At the end of each cycle of extraction and transformation, the dfs were added to their respective tables in the database.


The data was initially stored locally in the project directory, but this was only temporary. During deployment the goal was to move the data to a cloud storage solution. Seeking to build familiarity with the AWS ecosystem, an amazon RDS running postgreSQL was selected and setup.

The psycopg2 package was used to create the respective tables within python:

tweet_body VARCHAR(300) NOT NULL,
thirty_min_close_nyc VARCHAR(200) NOT NULL
closetime VARCHAR(200) NOT NULL,
returns_percent NUMERIC NOT NULL,
volatility_percent NUMERIC NOT NULL

SQLAlchemy was used to append the df as rows to each table.


The scripts were now written:
Both scripts essentially :
1. pull from twitter/yfinance
2. clean & validate
3. push to db

The next step was to deploy this to a server with some type of scheduling system in place.

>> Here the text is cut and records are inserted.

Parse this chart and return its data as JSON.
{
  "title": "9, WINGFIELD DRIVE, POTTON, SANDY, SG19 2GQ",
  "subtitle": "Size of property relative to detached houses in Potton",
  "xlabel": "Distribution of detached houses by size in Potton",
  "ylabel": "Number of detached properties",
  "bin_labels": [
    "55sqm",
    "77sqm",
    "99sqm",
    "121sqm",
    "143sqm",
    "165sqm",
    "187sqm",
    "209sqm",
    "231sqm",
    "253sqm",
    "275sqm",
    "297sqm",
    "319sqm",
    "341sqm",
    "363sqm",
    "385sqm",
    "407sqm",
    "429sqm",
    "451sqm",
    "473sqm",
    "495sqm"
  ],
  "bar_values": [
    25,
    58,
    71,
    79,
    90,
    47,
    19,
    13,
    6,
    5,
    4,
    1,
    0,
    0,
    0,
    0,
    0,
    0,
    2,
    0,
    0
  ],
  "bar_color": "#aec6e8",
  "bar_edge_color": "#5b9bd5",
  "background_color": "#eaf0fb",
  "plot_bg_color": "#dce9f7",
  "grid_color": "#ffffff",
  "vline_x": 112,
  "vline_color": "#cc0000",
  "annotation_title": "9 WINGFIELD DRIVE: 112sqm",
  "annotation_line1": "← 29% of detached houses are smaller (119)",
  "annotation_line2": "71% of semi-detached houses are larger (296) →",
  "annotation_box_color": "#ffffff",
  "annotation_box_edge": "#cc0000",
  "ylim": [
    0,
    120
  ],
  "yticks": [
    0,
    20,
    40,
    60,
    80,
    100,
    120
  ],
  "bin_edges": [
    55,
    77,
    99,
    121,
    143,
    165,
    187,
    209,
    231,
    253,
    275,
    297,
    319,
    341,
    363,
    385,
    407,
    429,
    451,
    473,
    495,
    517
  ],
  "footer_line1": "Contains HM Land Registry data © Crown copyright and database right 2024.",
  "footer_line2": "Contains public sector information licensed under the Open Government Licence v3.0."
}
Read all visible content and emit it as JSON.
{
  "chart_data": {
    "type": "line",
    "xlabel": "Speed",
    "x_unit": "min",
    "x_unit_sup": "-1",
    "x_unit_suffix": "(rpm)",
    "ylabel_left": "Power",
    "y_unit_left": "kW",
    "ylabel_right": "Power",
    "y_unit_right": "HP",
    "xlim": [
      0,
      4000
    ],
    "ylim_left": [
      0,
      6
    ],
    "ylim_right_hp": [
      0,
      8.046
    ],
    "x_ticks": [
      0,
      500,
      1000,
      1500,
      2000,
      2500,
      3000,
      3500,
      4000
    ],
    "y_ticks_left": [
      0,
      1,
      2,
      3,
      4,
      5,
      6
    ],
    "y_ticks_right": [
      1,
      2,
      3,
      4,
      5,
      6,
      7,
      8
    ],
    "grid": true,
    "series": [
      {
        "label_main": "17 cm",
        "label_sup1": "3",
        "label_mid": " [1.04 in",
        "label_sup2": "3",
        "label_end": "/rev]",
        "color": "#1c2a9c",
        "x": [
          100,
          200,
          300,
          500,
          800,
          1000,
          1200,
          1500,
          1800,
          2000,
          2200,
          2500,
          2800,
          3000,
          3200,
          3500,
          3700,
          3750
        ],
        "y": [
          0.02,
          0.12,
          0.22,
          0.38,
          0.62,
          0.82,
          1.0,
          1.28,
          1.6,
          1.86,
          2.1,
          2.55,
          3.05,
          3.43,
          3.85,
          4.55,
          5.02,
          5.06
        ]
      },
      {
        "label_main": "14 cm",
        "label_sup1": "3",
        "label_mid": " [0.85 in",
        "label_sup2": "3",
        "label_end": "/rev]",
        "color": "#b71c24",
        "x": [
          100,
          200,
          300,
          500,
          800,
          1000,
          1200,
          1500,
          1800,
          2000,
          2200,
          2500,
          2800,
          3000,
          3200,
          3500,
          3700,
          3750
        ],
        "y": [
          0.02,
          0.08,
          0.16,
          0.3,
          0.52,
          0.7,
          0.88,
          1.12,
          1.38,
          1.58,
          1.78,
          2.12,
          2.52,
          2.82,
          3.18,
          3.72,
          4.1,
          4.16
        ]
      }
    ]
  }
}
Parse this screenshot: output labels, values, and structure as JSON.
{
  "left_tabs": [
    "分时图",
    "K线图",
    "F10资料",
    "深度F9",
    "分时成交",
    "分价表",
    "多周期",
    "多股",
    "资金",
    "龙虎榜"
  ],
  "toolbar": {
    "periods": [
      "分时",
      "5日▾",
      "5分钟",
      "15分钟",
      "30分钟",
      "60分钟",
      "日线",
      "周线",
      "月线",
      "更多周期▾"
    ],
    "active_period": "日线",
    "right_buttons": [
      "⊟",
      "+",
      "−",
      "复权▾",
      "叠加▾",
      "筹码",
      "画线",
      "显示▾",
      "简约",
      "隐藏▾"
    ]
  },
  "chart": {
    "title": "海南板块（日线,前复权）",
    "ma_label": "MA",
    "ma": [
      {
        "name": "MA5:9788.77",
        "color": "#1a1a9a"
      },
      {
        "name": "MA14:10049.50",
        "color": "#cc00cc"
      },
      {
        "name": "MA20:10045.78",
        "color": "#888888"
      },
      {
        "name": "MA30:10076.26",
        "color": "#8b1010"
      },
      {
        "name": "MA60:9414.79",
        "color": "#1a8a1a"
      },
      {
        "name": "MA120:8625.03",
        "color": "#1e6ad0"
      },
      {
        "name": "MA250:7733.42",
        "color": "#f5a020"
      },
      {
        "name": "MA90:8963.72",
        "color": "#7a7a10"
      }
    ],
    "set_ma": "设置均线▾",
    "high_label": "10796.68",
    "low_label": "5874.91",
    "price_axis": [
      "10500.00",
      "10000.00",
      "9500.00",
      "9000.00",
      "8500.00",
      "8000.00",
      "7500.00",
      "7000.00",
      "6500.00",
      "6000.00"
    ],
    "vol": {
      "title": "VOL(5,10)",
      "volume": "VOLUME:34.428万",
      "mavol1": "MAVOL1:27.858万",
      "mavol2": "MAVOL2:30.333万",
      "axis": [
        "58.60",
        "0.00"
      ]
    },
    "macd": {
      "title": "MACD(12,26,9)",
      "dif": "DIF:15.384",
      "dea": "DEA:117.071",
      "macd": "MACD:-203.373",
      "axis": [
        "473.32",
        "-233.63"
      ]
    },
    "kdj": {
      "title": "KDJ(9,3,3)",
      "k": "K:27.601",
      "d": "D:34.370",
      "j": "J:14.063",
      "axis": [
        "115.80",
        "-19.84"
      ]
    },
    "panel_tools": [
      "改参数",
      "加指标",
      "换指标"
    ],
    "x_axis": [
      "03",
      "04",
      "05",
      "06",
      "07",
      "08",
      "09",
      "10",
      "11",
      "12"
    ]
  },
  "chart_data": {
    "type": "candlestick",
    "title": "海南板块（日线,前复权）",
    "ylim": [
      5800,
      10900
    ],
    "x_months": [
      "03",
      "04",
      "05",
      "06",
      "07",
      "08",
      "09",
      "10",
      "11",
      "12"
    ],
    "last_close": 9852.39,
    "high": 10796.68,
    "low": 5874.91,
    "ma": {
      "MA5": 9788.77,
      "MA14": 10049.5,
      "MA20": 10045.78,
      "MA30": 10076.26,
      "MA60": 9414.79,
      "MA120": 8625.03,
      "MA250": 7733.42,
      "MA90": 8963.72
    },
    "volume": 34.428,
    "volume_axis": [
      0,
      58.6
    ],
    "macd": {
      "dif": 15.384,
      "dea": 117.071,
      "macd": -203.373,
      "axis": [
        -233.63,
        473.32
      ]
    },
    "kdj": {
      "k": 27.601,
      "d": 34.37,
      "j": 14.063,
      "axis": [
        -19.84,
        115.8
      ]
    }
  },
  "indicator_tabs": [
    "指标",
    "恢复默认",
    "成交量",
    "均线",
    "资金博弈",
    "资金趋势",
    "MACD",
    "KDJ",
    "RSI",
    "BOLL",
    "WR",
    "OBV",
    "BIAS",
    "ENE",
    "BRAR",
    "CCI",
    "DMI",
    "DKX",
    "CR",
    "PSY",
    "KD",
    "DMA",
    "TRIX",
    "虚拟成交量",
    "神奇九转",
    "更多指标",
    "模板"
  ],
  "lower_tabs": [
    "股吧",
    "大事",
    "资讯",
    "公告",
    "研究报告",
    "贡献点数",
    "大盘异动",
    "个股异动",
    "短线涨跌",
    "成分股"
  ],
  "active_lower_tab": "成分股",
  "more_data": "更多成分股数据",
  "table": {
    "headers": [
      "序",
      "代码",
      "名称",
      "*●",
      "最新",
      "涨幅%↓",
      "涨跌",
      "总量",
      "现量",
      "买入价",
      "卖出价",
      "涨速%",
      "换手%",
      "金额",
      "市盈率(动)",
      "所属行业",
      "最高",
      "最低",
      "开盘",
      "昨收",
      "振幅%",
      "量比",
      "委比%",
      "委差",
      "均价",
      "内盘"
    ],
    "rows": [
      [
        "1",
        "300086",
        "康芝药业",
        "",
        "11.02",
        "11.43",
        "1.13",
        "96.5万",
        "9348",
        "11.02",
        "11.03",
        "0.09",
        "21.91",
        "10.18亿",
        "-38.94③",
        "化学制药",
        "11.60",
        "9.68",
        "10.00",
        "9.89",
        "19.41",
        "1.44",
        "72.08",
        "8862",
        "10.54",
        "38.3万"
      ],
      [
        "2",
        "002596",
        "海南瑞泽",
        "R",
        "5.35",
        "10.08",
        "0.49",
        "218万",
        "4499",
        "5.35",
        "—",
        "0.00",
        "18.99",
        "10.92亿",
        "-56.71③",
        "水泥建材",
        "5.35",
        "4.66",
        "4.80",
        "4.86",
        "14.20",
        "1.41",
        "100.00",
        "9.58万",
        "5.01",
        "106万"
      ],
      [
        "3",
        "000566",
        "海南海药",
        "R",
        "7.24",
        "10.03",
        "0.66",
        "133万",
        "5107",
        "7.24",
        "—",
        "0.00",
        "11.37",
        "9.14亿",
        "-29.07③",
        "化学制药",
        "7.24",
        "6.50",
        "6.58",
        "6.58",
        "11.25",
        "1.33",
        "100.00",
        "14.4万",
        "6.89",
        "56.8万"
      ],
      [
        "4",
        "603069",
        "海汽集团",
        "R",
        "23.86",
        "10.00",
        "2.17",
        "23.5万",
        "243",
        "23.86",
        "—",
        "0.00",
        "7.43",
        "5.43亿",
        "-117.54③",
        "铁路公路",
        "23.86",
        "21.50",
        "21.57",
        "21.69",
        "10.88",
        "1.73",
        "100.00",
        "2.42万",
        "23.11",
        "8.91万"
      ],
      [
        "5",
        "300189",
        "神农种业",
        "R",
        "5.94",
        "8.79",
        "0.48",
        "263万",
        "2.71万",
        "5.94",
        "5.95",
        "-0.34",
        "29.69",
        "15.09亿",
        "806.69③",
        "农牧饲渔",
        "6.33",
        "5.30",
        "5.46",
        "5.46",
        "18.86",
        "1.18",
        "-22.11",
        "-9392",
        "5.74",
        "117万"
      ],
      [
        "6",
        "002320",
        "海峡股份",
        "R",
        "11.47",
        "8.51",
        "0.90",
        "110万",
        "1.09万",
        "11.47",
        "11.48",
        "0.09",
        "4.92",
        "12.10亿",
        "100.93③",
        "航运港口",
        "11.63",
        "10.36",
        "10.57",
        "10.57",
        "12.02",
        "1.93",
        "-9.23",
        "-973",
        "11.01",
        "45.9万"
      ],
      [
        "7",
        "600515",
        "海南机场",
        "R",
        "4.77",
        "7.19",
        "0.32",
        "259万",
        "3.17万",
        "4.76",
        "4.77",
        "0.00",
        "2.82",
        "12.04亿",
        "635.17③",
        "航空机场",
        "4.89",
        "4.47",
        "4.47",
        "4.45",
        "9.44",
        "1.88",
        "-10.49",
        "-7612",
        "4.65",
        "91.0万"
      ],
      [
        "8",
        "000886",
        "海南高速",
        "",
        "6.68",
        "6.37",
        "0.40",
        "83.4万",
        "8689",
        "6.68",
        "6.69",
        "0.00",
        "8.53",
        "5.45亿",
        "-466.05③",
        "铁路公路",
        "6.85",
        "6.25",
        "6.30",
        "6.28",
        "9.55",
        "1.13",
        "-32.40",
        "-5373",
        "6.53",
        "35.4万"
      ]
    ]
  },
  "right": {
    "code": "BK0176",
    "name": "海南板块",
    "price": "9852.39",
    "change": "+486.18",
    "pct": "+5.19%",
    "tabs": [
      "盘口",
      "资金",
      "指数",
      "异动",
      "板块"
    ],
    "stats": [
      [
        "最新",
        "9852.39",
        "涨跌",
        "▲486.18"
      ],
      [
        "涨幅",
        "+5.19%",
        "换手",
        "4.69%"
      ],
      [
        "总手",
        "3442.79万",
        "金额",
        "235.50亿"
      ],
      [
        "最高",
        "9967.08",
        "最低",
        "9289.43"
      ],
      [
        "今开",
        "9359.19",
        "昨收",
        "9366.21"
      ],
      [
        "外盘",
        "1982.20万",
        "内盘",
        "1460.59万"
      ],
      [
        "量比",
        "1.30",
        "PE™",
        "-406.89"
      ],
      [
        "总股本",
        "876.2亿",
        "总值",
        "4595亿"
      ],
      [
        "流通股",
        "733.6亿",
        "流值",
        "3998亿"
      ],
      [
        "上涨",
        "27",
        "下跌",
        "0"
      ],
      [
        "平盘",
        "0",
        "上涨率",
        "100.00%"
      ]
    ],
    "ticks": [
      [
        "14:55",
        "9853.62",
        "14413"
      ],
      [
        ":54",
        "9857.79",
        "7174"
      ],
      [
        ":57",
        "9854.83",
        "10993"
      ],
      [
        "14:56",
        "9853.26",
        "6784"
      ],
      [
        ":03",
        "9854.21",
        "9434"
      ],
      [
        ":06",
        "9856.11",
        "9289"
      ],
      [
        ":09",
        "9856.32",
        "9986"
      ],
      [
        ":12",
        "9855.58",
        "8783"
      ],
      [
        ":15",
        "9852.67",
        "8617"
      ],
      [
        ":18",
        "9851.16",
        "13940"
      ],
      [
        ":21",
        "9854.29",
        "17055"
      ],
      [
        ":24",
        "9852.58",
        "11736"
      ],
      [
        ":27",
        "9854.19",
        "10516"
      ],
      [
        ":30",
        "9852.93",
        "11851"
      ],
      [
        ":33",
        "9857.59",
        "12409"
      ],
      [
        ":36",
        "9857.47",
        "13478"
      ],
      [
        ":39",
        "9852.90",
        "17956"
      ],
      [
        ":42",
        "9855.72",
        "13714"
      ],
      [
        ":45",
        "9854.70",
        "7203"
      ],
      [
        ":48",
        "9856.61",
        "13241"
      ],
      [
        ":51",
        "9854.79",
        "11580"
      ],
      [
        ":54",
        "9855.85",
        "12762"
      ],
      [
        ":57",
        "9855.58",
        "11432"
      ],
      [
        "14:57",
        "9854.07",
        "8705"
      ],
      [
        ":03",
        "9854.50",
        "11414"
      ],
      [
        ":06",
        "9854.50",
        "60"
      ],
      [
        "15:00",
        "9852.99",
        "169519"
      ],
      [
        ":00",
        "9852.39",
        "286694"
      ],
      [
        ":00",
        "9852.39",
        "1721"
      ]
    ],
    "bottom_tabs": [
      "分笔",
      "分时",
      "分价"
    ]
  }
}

An AWS EC2 instance was provisioned following this guide and once ready, python was installed, the dependencies for the scripts were installed using pip, then files were transferred via scp.

scp etl.zip ec2-user@[server].[region].compute.amazonaws.com

After transfer, the files were extracted.


Finally, the job needed to be scheduled to run regularly at 30 min intervals.

There were constraints though, working with stock data means that stock data was not going to be produced on weekends, nor would it be produced outside of RTH (Real Trading Hours) — that means the only time to request data should be from Mon-Fri 09:30–16:00EST. The server was set to UTC (EST + 5:00), therefore crontimes are adjusted.

The scripts were scheduled to run in crontab:

5,35 14-21 * * 1-5 python3 /home/ec2-user/etl-copy/twitter.py >/dev/null 2>&15,35 14-21 * * 1-5 python3 /home/ec2-user/etl-copy/finance.py >/dev/null 2>&1

This statement means, at hour:05 and hour:35, for hours 2pm-9pm, monday to friday do the following:
Run the python script, and discard any output (don’t store a log).


That’s it!

We have built a system that pulls financial data and twitter data at 30 minute blocks- rounded to the nearest half hour, cleans that data, stores it in a cloud db, runs automatically.

Next we can wait for the data to build up and then run some queries to demonstrate what we’re gathering.